Endüstriyel futbola ve bu dönüşüm nedeni ile kulüplerin artık biz taraftarların yani halkın değil cebi dolu bir takım adamların malı haline gelmesinden duyulan mutsuzluğu yansıtmakta da oldukça başarılı olan film yarattığı nostalji duygusu ile tüm gerçek taraftarları hüzünlendirirken, sık sık gösterdiği futbolculuğu dönemindeki gerçek Cantona görüntüleri ile aynı taraftarları coşturmayı başarıyor.

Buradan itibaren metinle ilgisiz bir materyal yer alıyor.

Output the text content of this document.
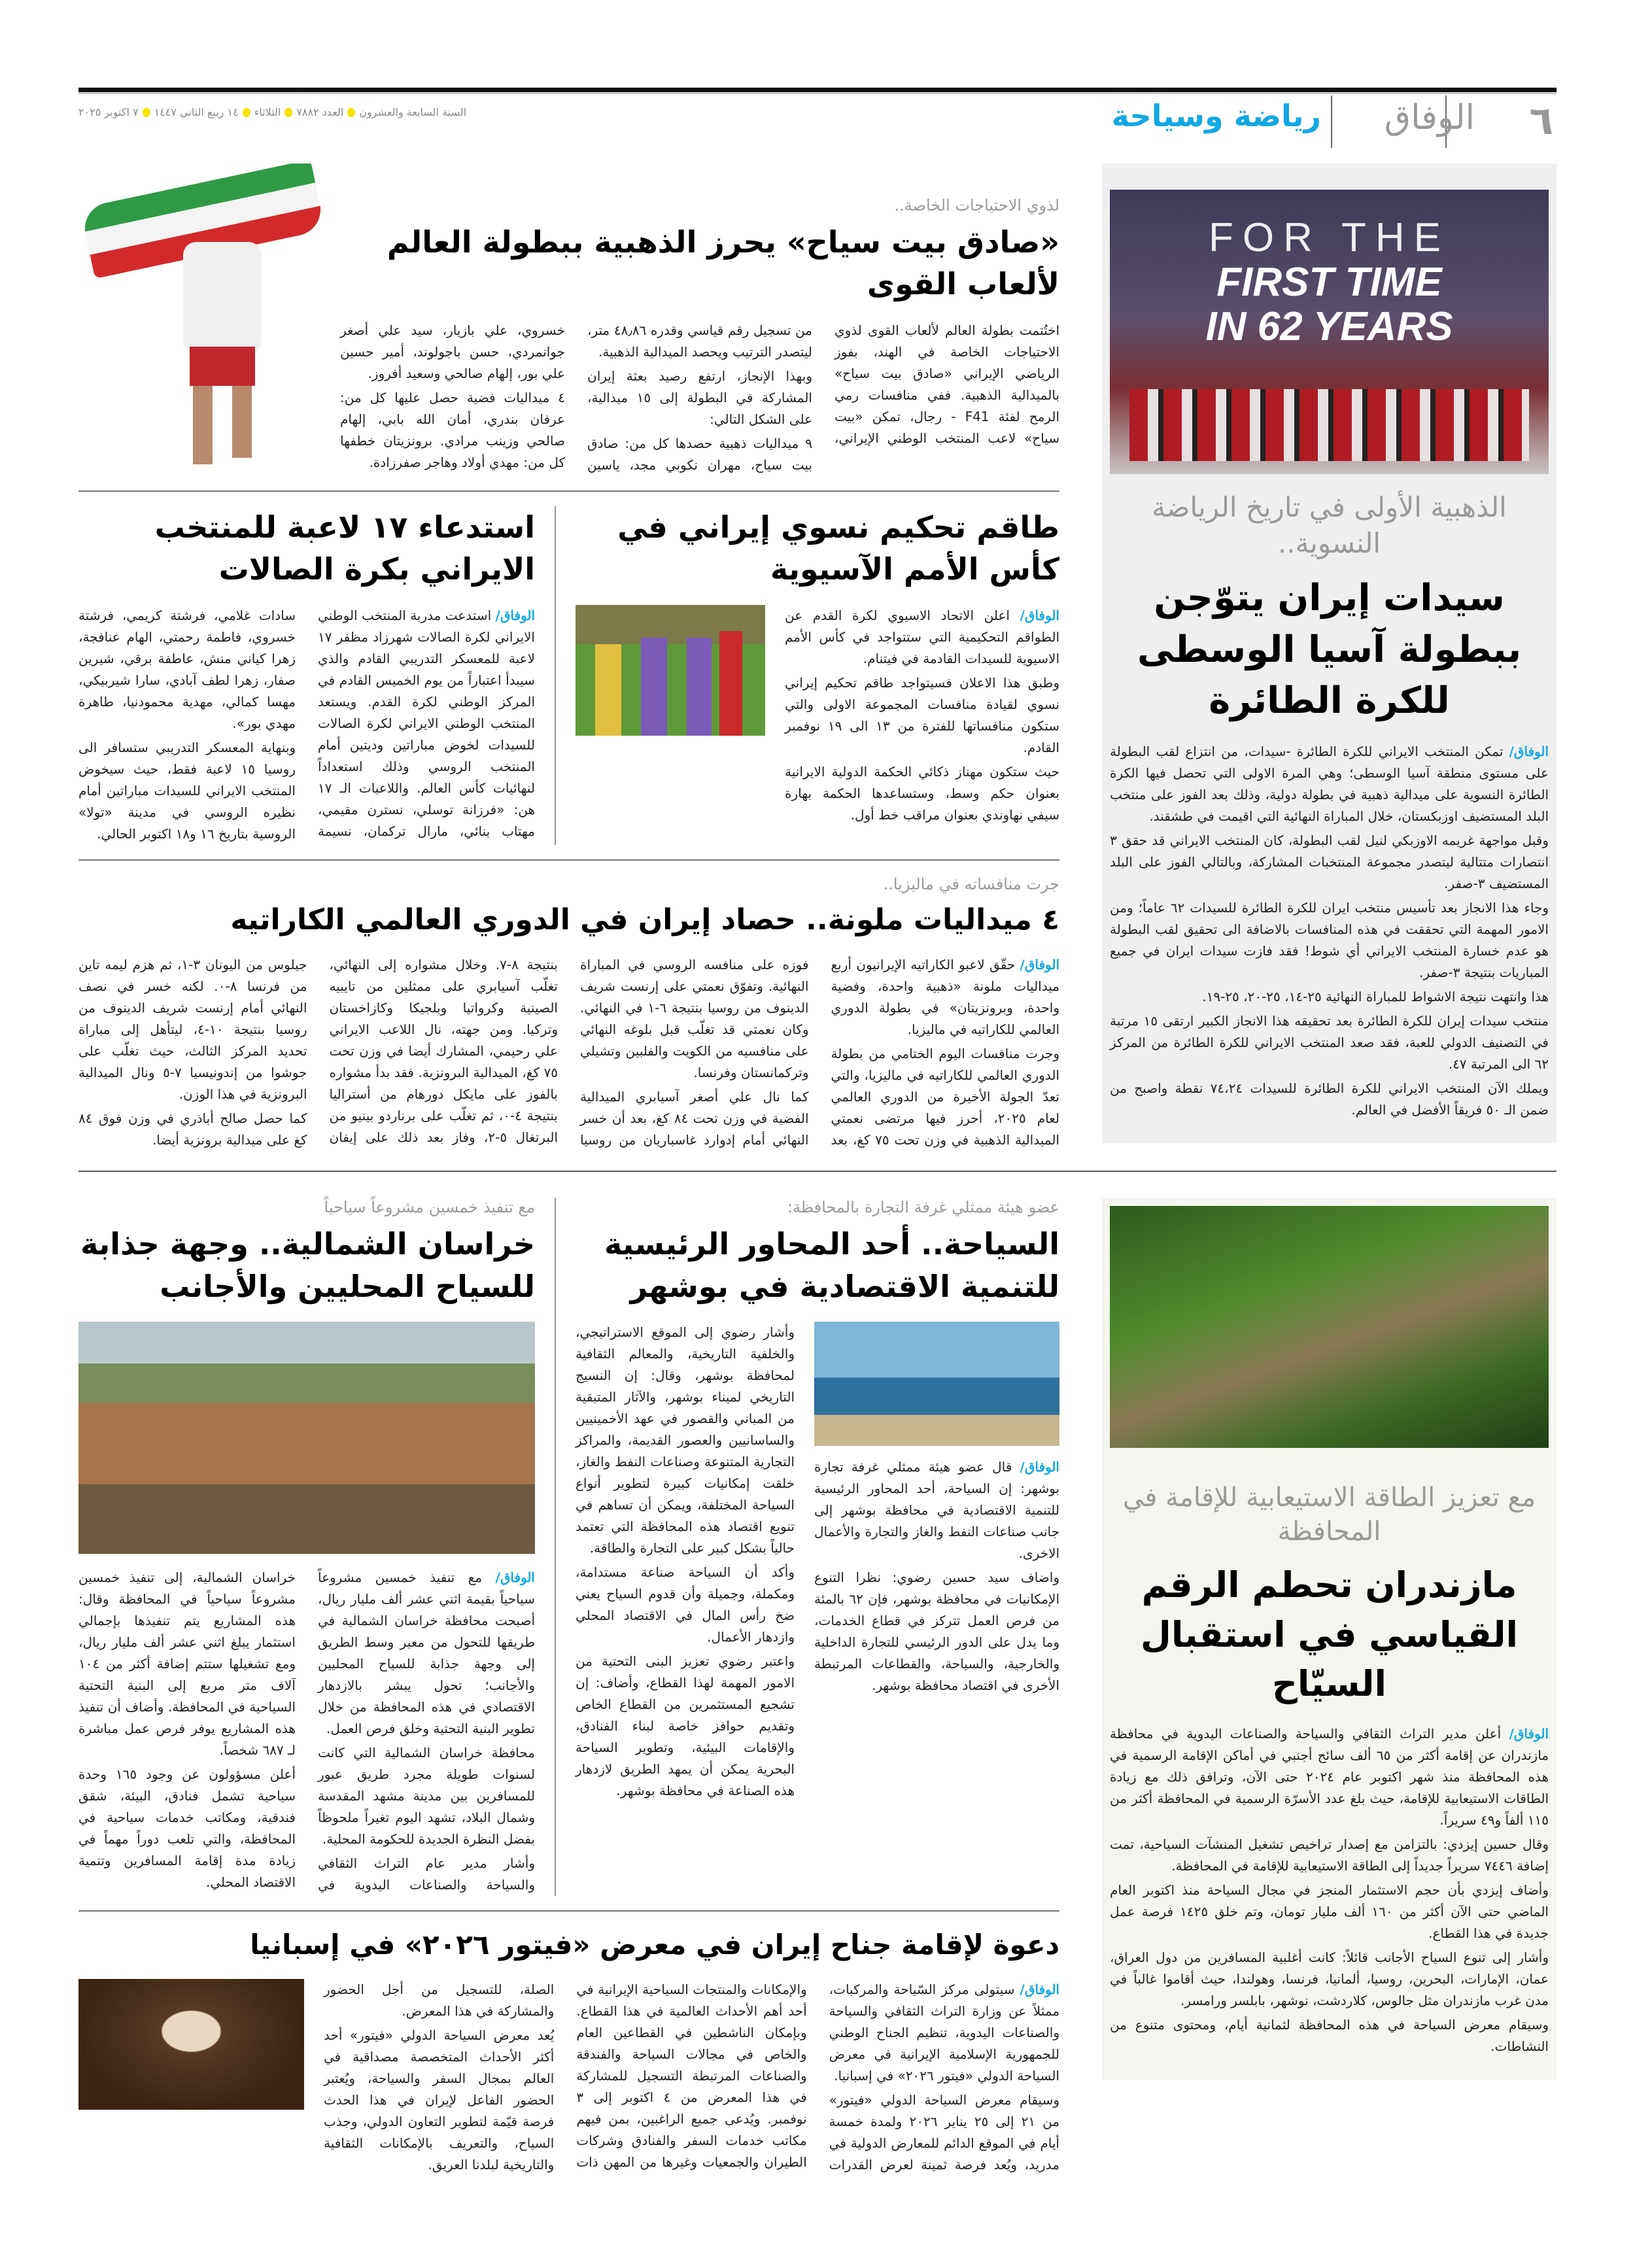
٦
الوفاق
رياضة وسياحة
السنة السابعة والعشرون
العدد ٧٨٨٢
الثلاثاء
١٤ ربيع الثاني ١٤٤٧
٧ اكتوبر ٢٠٢٥
FOR THE
FIRST TIME
IN 62 YEARS
الذهبية الأولى في تاريخ الرياضة النسوية..
سيدات إيران يتوّجن ببطولة آسيا الوسطى للكرة الطائرة

الوفاق/ تمكن المنتخب الايراني للكرة الطائرة -سيدات، من انتزاع لقب البطولة على مستوى منطقة آسيا الوسطى؛ وهي المرة الاولى التي تحصل فيها الكرة الطائرة النسوية على ميدالية ذهبية في بطولة دولية، وذلك بعد الفوز على منتخب البلد المستضيف اوزبكستان، خلال المباراة النهائية التي اقيمت في طشقند.

وقبل مواجهة غريمه الاوزبكي لنيل لقب البطولة، كان المنتخب الايراني قد حقق ٣ انتصارات متتالية ليتصدر مجموعة المنتخبات المشاركة، وبالتالي الفوز على البلد المستضيف ٣-صفر.

وجاء هذا الانجاز بعد تأسيس منتخب ايران للكرة الطائرة للسيدات ٦٢ عاماً؛ ومن الامور المهمة التي تحققت في هذه المنافسات بالاضافة الى تحقيق لقب البطولة هو عدم خسارة المنتخب الايراني أي شوط! فقد فازت سيدات ايران في جميع المباريات بنتيجة ٣-صفر.

هذا وانتهت نتيجة الاشواط للمباراة النهائية ٢٥-١٤، ٢٥-٢٠، ٢٥-١٩.

منتخب سيدات إيران للكرة الطائرة بعد تحقيقه هذا الانجاز الكبير ارتقى ١٥ مرتبة في التصنيف الدولي للعبة، فقد صعد المنتخب الايراني للكرة الطائرة من المركز ٦٢ الى المرتبة ٤٧.

ويملك الآن المنتخب الايراني للكرة الطائرة للسيدات ٧٤،٢٤ نقطة واصبح من ضمن الـ ٥٠ فريقاً الأفضل في العالم.

لذوي الاحتياجات الخاصة..
«صادق بيت سياح» يحرز الذهبية ببطولة العالم لألعاب القوى

اختُتمت بطولة العالم لألعاب القوى لذوي الاحتياجات الخاصة في الهند، بفوز الرياضي الإيراني «صادق بيت سياح» بالميدالية الذهبية. ففي منافسات رمي الرمح لفئة F41 - رجال، تمكن «بيت سياح» لاعب المنتخب الوطني الإيراني، من تسجيل رقم قياسي وقدره ٤٨٫٨٦ متر، ليتصدر الترتيب ويحصد الميدالية الذهبية.

وبهذا الإنجاز، ارتفع رصيد بعثة إيران المشاركة في البطولة إلى ١٥ ميدالية، على الشكل التالي:

٩ ميداليات ذهبية حصدها كل من: صادق بيت سياح، مهران نكوبي مجد، ياسين خسروي، علي بازيار، سيد علي أصغر جوانمردي، حسن باجولوند، أمير حسين علي بور، إلهام صالحي وسعيد أفروز.

٤ ميداليات فضية حصل عليها كل من: عرفان بندري، أمان الله بابي، إلهام صالحي وزينب مرادي. برونزيتان خطفها كل من: مهدي أولاد وهاجر صفرزادة.

طاقم تحكيم نسوي إيراني في كأس الأمم الآسيوية

الوفاق/ اعلن الاتحاد الاسيوي لكرة القدم عن الطواقم التحكيمية التي ستتواجد في كأس الأمم الاسيوية للسيدات القادمة في فيتنام.

وطبق هذا الاعلان فسيتواجد طاقم تحكيم إيراني نسوي لقيادة منافسات المجموعة الاولى والتي ستكون منافساتها للفترة من ١٣ الى ١٩ نوفمبر القادم.

حيث ستكون مهناز ذكائي الحكمة الدولية الايرانية بعنوان حكم وسط، وستساعدها الحكمة بهارة سيفي نهاوندي بعنوان مراقب خط أول.

استدعاء ١٧ لاعبة للمنتخب الايراني بكرة الصالات

الوفاق/ استدعت مدربة المنتخب الوطني الايراني لكرة الصالات شهرزاد مظفر ١٧ لاعبة للمعسكر التدريبي القادم والذي سيبدأ اعتباراً من يوم الخميس القادم في المركز الوطني لكرة القدم. ويستعد المنتخب الوطني الايراني لكرة الصالات للسيدات لخوض مباراتين وديتين أمام المنتخب الروسي وذلك استعداداً لنهائيات كأس العالم. واللاعبات الـ ١٧ هن: «فرزانة توسلي، نسترن مقيمي، مهتاب بنائي، مارال تركمان، نسيمة سادات غلامي، فرشتة كريمي، فرشتة خسروي، فاطمة رحمتي، الهام عنافجة، زهرا كياني منش، عاطفة برقي، شيرين صفار، زهرا لطف آبادي، سارا شيربيكي، مهسا كمالي، مهدية محمودنيا، طاهرة مهدي بور».

وبنهاية المعسكر التدريبي ستسافر الى روسيا ١٥ لاعبة فقط، حيث سيخوض المنتخب الايراني للسيدات مباراتين أمام نظيره الروسي في مدينة «تولا» الروسية بتاريخ ١٦ و١٨ اكتوبر الحالي.

جرت منافساته في ماليزيا..
٤ ميداليات ملونة.. حصاد إيران في الدوري العالمي الكاراتيه

الوفاق/ حقّق لاعبو الكاراتيه الإيرانيون أربع ميداليات ملونة «ذهبية واحدة، وفضية واحدة، وبرونزيتان» في بطولة الدوري العالمي للكاراتيه في ماليزيا.

وجرت منافسات اليوم الختامي من بطولة الدوري العالمي للكاراتيه في ماليزيا، والتي تعدّ الجولة الأخيرة من الدوري العالمي لعام ٢٠٢٥، أحرز فيها مرتضى نعمتي الميدالية الذهبية في وزن تحت ٧٥ كغ، بعد فوزه على منافسه الروسي في المباراة النهائية. وتفوّق نعمتي على إرنست شريف الدينوف من روسيا بنتيجة ٦-١ في النهائي. وكان نعمتي قد تغلّب قبل بلوغه النهائي على منافسيه من الكويت والفلبين وتشيلي وتركمانستان وفرنسا.

كما نال علي أصغر آسيابري الميدالية الفضية في وزن تحت ٨٤ كغ، بعد أن خسر النهائي أمام إدوارد غاسباريان من روسيا بنتيجة ٨-٧. وخلال مشواره إلى النهائي، تغلّب آسيابري على ممثلين من تايبيه الصينية وكرواتيا وبلجيكا وكازاخستان وتركيا. ومن جهته، نال اللاعب الايراني علي رحيمي، المشارك أيضا في وزن تحت ٧٥ كغ، الميدالية البرونزية. فقد بدأ مشواره بالفوز على مايكل دورهام من أستراليا بنتيجة ٤-٠، ثم تغلّب على برناردو بينيو من البرتغال ٥-٢، وفاز بعد ذلك على إيفان جيلوس من اليونان ٣-١، ثم هزم ليمه تاين من فرنسا ٨-٠. لكنه خسر في نصف النهائي أمام إرنست شريف الدينوف من روسيا بنتيجة ١٠-٤، ليتأهل إلى مباراة تحديد المركز الثالث، حيث تغلّب على جوشوا من إندونيسيا ٧-٥ ونال الميدالية البرونزية في هذا الوزن.

كما حصل صالح أباذري في وزن فوق ٨٤ كغ على ميدالية برونزية أيضا.

مع تعزيز الطاقة الاستيعابية للإقامة في المحافظة
مازندران تحطم الرقم القياسي في استقبال السيّاح

الوفاق/ أعلن مدير التراث الثقافي والسياحة والصناعات اليدوية في محافظة مازندران عن إقامة أكثر من ٦٥ ألف سائح أجنبي في أماكن الإقامة الرسمية في هذه المحافظة منذ شهر اكتوبر عام ٢٠٢٤ حتى الآن، وترافق ذلك مع زيادة الطاقات الاستيعابية للإقامة، حيث بلغ عدد الأسرّة الرسمية في المحافظة أكثر من ١١٥ ألفاً و٤٩ سريراً.

وقال حسين إيزدي: بالتزامن مع إصدار تراخيص تشغيل المنشآت السياحية، تمت إضافة ٧٤٤٦ سريراً جديداً إلى الطاقة الاستيعابية للإقامة في المحافظة.

وأضاف إيزدي بأن حجم الاستثمار المنجز في مجال السياحة منذ اكتوبر العام الماضي حتى الآن أكثر من ١٦٠ ألف مليار تومان، وتم خلق ١٤٢٥ فرصة عمل جديدة في هذا القطاع.

وأشار إلى تنوع السياح الأجانب قائلاً: كانت أغلبية المسافرين من دول العراق، عمان، الإمارات، البحرين، روسيا، ألمانيا، فرنسا، وهولندا، حيث أقاموا غالباً في مدن غرب مازندران مثل جالوس، كلاردشت، نوشهر، بابلسر ورامسر.

وسيقام معرض السياحة في هذه المحافظة لثمانية أيام، ومحتوى متنوع من النشاطات.

عضو هيئة ممثلي غرفة التجارة بالمحافظة:
السياحة.. أحد المحاور الرئيسية للتنمية الاقتصادية في بوشهر

الوفاق/ قال عضو هيئة ممثلي غرفة تجارة بوشهر: إن السياحة، أحد المحاور الرئيسية للتنمية الاقتصادية في محافظة بوشهر إلى جانب صناعات النفط والغاز والتجارة والأعمال الاخرى.

واضاف سيد حسين رضوي: نظرا التنوع الإمكانيات في محافظة بوشهر، فإن ٦٢ بالمئة من فرص العمل تتركز في قطاع الخدمات، وما يدل على الدور الرئيسي للتجارة الداخلية والخارجية، والسياحة، والقطاعات المرتبطة الأخرى في اقتصاد محافظة بوشهر.

وأشار رضوي إلى الموقع الاستراتيجي، والخلفية التاريخية، والمعالم الثقافية لمحافظة بوشهر، وقال: إن النسيج التاريخي لميناء بوشهر، والآثار المتبقية من المباني والقصور في عهد الأخمينيين والساسانيين والعصور القديمة، والمراكز التجارية المتنوعة وصناعات النفط والغاز، خلقت إمكانيات كبيرة لتطوير أنواع السياحة المختلفة، ويمكن أن تساهم في تنويع اقتصاد هذه المحافظة التي تعتمد حالياً بشكل كبير على التجارة والطاقة.

وأكد أن السياحة صناعة مستدامة، ومكملة، وجميلة وأن قدوم السياح يعني ضخ رأس المال في الاقتصاد المحلي وازدهار الأعمال.

واعتبر رضوي تعزيز البنى التحتية من الامور المهمة لهذا القطاع، وأضاف: إن تشجيع المستثمرين من القطاع الخاص وتقديم حوافز خاصة لبناء الفنادق، والإقامات البيئية، وتطوير السياحة البحرية يمكن أن يمهد الطريق لازدهار هذه الصناعة في محافظة بوشهر.

مع تنفيذ خمسين مشروعاً سياحياً
خراسان الشمالية.. وجهة جذابة للسياح المحليين والأجانب

الوفاق/ مع تنفيذ خمسين مشروعاً سياحياً بقيمة اثني عشر ألف مليار ريال، أصبحت محافظة خراسان الشمالية في طريقها للتحول من معبر وسط الطريق إلى وجهة جذابة للسياح المحليين والأجانب؛ تحول يبشر بالازدهار الاقتصادي في هذه المحافظة من خلال تطوير البنية التحتية وخلق فرص العمل.

محافظة خراسان الشمالية التي كانت لسنوات طويلة مجرد طريق عبور للمسافرين بين مدينة مشهد المقدسة وشمال البلاد، تشهد اليوم تغيراً ملحوظاً بفضل النظرة الجديدة للحكومة المحلية.

وأشار مدير عام التراث الثقافي والسياحة والصناعات اليدوية في خراسان الشمالية، إلى تنفيذ خمسين مشروعاً سياحياً في المحافظة وقال: هذه المشاريع يتم تنفيذها بإجمالي استثمار يبلغ اثني عشر ألف مليار ريال، ومع تشغيلها ستتم إضافة أكثر من ١٠٤ آلاف متر مربع إلى البنية التحتية السياحية في المحافظة. وأضاف أن تنفيذ هذه المشاريع يوفر فرص عمل مباشرة لـ ٦٨٧ شخصاً.

أعلن مسؤولون عن وجود ١٦٥ وحدة سياحية تشمل فنادق، البيئة، شقق فندقية، ومكاتب خدمات سياحية في المحافظة، والتي تلعب دوراً مهماً في زيادة مدة إقامة المسافرين وتنمية الاقتصاد المحلي.

دعوة لإقامة جناح إيران في معرض «فيتور ٢٠٢٦» في إسبانيا

الوفاق/ سيتولى مركز السّياحة والمركبات، ممثلاً عن وزارة التراث الثقافي والسياحة والصناعات اليدوية، تنظيم الجناح الوطني للجمهورية الإسلامية الإيرانية في معرض السياحة الدولي «فيتور ٢٠٢٦» في إسبانيا.

وسيقام معرض السياحة الدولي «فيتور» من ٢١ إلى ٢٥ يناير ٢٠٢٦ ولمدة خمسة أيام في الموقع الدائم للمعارض الدولية في مدريد، ويُعد فرصة ثمينة لعرض القدرات والإمكانات والمنتجات السياحية الإيرانية في أحد أهم الأحداث العالمية في هذا القطاع. وبإمكان الناشطين في القطاعين العام والخاص في مجالات السياحة والفندقة والصناعات المرتبطة التسجيل للمشاركة في هذا المعرض من ٤ اكتوبر إلى ٣ نوفمبر. ويُدعى جميع الراغبين، بمن فيهم مكاتب خدمات السفر والفنادق وشركات الطيران والجمعيات وغيرها من المهن ذات الصلة، للتسجيل من أجل الحضور والمشاركة في هذا المعرض.

يُعد معرض السياحة الدولي «فيتور» أحد أكثر الأحداث المتخصصة مصداقية في العالم بمجال السفر والسياحة، ويُعتبر الحضور الفاعل لإيران في هذا الحدث فرصة قيّمة لتطوير التعاون الدولي، وجذب السياح، والتعريف بالإمكانات الثقافية والتاريخية لبلدنا العريق.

Ve yine film diyor ki bize, işte ne kadar kızarsa kızsın bu duruma bir taraftar içindeki o takım sevgisinin peşinden gitmeye devam edecektir çünkü takım hayatta değiştirilemeyen tek şeydir.

Vaftiz törenindeki panik atak atmosferini, polis baskınının korkutuculuğu ve sertliğini ve bir “goool” sesinin insanı nasıl geri döndürebileceğini etkili bir şekilde gösteren film Cantona’nın bazıları oldukça naif tavsiyeleri ile ilerleyen kahramanımız aracılığı ile her zaman sandığımızdan daha fazla seçenek olduğu iddiasını veya umudunu taşıyor. Futbola bir güzelleme havası da taşıyan film, futbolun tanımadığımız insanlara coşku ile sarılabildiğimiz ender yerlerden biri olduğunu da söylüyor bize. Diğer Loach filmleri kadar doğrudan, sert ve politik değil ama sıcak, keyifli ve umut veren bir çalışma. Evet, golleri güzel ve unutulmaz kılan güzel paslardır.